Es que la vecindad digital excluye al cuerpo. Al respecto, Zigmunt Bauman observa: “El mundo offline --el vecindario 'real'-- en unos pocos aspectos es lo contrario al mundo online de la red. Los dos pueden estar saturados de incertidumbre, pero la falta de certeza en la variante online es manejable y razonablemente controlable, mientras que la de tipo offline es inmanejable y está fuera de control; por esas razones, el primero es fuente de acciones gratificantes, placenteramente operativo y se percibe como enriquecedor, mientras que el segundo es desalentador, desconcertante y se lo percibe como factor de invalidez”. En otros términos: tan cierto como que mi salud depende del Otro, el cuerpo cercano y presente del semejante condiciona mi libertad.
A modo de conclusión
Colegimos entonces que la relación con el vecino se encuentra ignorada, poco tolerada o se ha tornado francamente amenazante porque, en definitiva, es la que más se asemeja a la relación con uno mismo, nada menos, límite inexorable de nuestro capricho libertario: nuestros propios síntomas y fantasmas. Desde esta perspectiva, en la relación con el vecino se articulan la intimidad con lo público, la privacidad con lo comunitario, el cuerpo con la política, lo mismo con la diferencia. No en vano, Sigmund Freud afirmaba que “en la vida anímica del individuo, el otro cuenta, con total regularidad, como modelo, como objeto, como auxiliar y como enemigo, y por eso desde el comienzo mismo la psicología individual es simultáneamente psicología social en este sentido más lato, pero enteramente legítimo”. Y lo divertido es que, al comentar esta alteridad que, sin embargo, nos constituye, Lacan acude nada menos que a un poema provenzal cuyo título lleva por nombre “Bon Vezi” (Buen vecino).

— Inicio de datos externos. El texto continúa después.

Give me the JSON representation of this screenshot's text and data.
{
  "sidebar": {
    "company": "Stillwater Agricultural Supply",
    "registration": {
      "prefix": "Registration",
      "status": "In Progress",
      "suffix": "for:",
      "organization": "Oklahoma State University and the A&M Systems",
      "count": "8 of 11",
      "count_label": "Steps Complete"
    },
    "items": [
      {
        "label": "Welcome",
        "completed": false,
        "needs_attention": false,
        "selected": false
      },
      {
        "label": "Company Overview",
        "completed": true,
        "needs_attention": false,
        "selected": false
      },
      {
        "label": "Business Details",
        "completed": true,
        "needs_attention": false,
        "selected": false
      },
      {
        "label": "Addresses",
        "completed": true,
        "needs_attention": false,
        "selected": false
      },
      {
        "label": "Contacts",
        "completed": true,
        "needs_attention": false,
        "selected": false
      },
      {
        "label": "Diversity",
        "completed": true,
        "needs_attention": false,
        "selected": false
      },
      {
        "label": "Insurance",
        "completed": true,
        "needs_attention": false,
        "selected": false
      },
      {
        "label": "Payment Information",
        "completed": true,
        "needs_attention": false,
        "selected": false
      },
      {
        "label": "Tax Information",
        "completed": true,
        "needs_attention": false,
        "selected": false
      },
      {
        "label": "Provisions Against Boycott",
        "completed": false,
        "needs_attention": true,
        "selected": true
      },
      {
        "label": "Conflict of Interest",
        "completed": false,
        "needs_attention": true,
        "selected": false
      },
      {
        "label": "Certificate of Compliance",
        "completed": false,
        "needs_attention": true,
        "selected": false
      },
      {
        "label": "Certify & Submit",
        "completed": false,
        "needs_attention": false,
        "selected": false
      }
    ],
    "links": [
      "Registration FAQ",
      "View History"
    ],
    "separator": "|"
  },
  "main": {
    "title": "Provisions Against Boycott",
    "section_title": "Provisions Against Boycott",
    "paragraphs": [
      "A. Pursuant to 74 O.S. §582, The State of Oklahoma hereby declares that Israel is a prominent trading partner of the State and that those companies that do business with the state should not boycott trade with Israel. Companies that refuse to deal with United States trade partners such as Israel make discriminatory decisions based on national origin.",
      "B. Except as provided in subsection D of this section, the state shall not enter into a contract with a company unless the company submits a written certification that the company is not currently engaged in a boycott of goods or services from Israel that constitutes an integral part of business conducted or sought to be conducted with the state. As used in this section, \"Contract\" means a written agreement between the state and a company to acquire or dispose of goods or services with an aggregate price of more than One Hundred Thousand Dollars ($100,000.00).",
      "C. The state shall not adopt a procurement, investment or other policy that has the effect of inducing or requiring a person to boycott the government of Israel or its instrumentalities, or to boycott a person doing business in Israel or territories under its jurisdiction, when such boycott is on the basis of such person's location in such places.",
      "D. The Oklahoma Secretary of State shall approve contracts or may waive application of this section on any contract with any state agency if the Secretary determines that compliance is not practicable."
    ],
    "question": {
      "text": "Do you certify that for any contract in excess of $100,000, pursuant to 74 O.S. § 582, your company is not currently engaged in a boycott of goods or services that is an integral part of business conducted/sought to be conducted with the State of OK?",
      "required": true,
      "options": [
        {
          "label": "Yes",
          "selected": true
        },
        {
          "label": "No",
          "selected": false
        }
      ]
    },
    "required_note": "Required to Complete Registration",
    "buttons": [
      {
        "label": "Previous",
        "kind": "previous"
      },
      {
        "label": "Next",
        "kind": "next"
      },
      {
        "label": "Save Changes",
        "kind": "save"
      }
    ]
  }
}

En la vereda opuesta a la barbarie neoliberal se insinúa una forma bien distinta de entender la relación con el vecino. En efecto, a partir de aceptar la diferencia que el otro supone por su sola presencia, el conflicto se asume como motor de la convivencia. He aquí cuando, por fin, la solidaridad y la cooperación se hacen presentes para reclamar a las autoridades y luchar contra los afanes corporativos que amenazan despojar a la ciudad de sus espacios verdes y el acceso al río, ambientes --valga la paradoja-- de auténtica libertad.
Sergio Zabalza es psicoanalista. Doctor en Psicología por la Universidad de Buenos Aires.